Perhaps this is an age when men think bravely of the human spirit; for surely they have a strange lust to lay it bare.
The evening papers print what they do and get away with it because by afternoon the human mind is ruined anyhow.
The man who never in his life Has washed the dishes with his wife Or polished up the silver plate – He still is largely celibate.
America is still a government of the naive, for the naive, and by the naive. He who does not know this, nor relish it, has no inkling of the nature of his country.
Blessed is he who has never been tempted; for he knows not the frailty of his rectitude.
From now until the end of time no one else will ever see life with my eyes, and I mean to make the best of my chance.

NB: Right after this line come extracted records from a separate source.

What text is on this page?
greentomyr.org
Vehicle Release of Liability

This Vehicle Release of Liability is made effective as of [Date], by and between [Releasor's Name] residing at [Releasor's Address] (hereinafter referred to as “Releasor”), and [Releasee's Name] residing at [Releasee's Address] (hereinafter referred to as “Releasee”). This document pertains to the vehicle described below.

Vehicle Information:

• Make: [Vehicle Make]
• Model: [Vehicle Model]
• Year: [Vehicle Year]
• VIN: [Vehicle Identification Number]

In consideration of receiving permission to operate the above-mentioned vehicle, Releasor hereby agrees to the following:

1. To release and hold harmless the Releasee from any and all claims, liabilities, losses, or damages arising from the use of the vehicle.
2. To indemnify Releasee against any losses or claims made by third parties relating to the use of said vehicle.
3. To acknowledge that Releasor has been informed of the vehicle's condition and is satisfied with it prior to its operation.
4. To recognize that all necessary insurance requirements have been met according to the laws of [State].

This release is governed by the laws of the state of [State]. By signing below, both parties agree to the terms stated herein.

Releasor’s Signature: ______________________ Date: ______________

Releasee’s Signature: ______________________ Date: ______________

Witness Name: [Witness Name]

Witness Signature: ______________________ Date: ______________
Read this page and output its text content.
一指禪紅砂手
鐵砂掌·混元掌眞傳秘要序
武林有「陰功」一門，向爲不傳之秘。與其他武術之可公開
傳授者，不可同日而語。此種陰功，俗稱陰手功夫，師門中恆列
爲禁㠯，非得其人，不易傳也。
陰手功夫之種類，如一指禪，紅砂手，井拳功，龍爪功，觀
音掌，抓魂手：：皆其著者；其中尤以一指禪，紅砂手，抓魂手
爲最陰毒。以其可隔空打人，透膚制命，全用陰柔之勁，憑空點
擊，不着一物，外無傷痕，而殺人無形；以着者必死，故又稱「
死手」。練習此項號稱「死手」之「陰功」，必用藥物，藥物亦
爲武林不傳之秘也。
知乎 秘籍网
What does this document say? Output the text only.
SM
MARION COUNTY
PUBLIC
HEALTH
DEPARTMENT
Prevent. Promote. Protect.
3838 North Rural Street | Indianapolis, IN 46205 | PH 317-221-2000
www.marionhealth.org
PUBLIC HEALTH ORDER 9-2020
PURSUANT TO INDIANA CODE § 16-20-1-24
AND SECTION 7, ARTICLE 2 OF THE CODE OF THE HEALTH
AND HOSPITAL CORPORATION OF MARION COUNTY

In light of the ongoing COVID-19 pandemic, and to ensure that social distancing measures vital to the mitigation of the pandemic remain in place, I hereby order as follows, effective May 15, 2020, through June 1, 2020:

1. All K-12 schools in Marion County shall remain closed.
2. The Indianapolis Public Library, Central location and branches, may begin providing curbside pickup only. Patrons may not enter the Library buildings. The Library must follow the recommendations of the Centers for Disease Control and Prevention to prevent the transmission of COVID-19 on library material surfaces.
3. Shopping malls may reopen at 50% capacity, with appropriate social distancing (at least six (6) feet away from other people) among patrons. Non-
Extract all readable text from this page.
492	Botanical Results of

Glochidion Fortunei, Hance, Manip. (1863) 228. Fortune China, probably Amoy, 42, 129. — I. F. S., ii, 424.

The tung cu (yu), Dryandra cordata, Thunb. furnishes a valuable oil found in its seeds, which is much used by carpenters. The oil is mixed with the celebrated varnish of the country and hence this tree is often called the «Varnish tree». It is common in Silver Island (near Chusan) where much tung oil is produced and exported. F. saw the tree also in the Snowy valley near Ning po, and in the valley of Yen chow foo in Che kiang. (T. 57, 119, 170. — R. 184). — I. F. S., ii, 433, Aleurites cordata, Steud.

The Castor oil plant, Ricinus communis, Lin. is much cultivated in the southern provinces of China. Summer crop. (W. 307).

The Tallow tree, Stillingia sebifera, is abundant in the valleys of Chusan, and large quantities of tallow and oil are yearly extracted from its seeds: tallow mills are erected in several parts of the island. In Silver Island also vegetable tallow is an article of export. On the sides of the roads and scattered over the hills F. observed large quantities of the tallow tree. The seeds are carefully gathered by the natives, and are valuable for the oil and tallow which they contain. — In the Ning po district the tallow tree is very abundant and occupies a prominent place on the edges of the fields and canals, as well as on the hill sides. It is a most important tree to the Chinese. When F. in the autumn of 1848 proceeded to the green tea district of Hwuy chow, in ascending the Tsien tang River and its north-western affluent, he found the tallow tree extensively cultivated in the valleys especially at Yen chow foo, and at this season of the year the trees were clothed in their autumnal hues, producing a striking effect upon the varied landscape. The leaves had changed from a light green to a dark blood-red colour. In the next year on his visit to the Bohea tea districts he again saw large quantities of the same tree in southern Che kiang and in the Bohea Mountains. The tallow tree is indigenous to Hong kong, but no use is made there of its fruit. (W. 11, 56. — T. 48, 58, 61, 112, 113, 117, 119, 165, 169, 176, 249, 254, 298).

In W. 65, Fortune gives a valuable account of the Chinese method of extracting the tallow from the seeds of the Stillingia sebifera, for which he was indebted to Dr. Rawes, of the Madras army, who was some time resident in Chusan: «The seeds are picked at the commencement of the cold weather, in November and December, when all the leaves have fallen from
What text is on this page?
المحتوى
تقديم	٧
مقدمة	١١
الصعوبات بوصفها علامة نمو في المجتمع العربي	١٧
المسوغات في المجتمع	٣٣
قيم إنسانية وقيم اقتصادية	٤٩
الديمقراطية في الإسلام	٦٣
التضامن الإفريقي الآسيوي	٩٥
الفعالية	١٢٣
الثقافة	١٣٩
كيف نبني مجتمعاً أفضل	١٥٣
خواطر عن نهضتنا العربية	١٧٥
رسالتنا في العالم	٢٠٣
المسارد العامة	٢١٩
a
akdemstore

There are a lot of people who must have the table laid in the usual fashion or they will not enjoy the dinner.
Poetry comes with anger, hunger and dismay; it does not often visit groups of citizens sitting down to be literary together, and would appal them if it did.
Blessed is the satirist; and blessed the ironist; blessed the witty scoffer, and blessed the sentimentalist; for each, having seen one spoke of the wheel, thinks to have seen all, and is content.
Truth, like milk, arrives in the dark But even so, wise dogs don’t bark. Only mongrels make it hard For the milkman to come up the yard.
Animal crackers, and cocoa to drink That is the finest of suppers, I think When I’m grown up and can have what I please, I think I shall always insist upon these.
Be prepared for truth at all hours and in the most fantastic disguises. This is the only safety.
We visit bookshops not so often to buy any one special book, but rather to rediscover, in the happier and more expressive words of others, our own encumbered soul.
When Abraham Lincoln was murdered The one thing that interested Matthew Arnold Was that the assassin shouted in Latin As he lept on the stage This convinced Matthew There was still hope for America.
Happiness is surely the best teacher of good manners: only the unhappy are churlish in deportment.
The most interesting persons are always those who have nothing special to do: children, nurses, policemen and actors at 11 o’clock in the morning.
One of the penalties of being a human being is other human beings.
A critic is a gong at a railroad crossing clanging loudly and vainly as the train goes by.
There are certain people whom one feels almost inclined to urge to hurry up and die so that their letters can be published.
Men talk of “finding God,” but no wonder it is difficult; He is hidden in that darkest hiding-place, your heart. You yourself are a part of Him.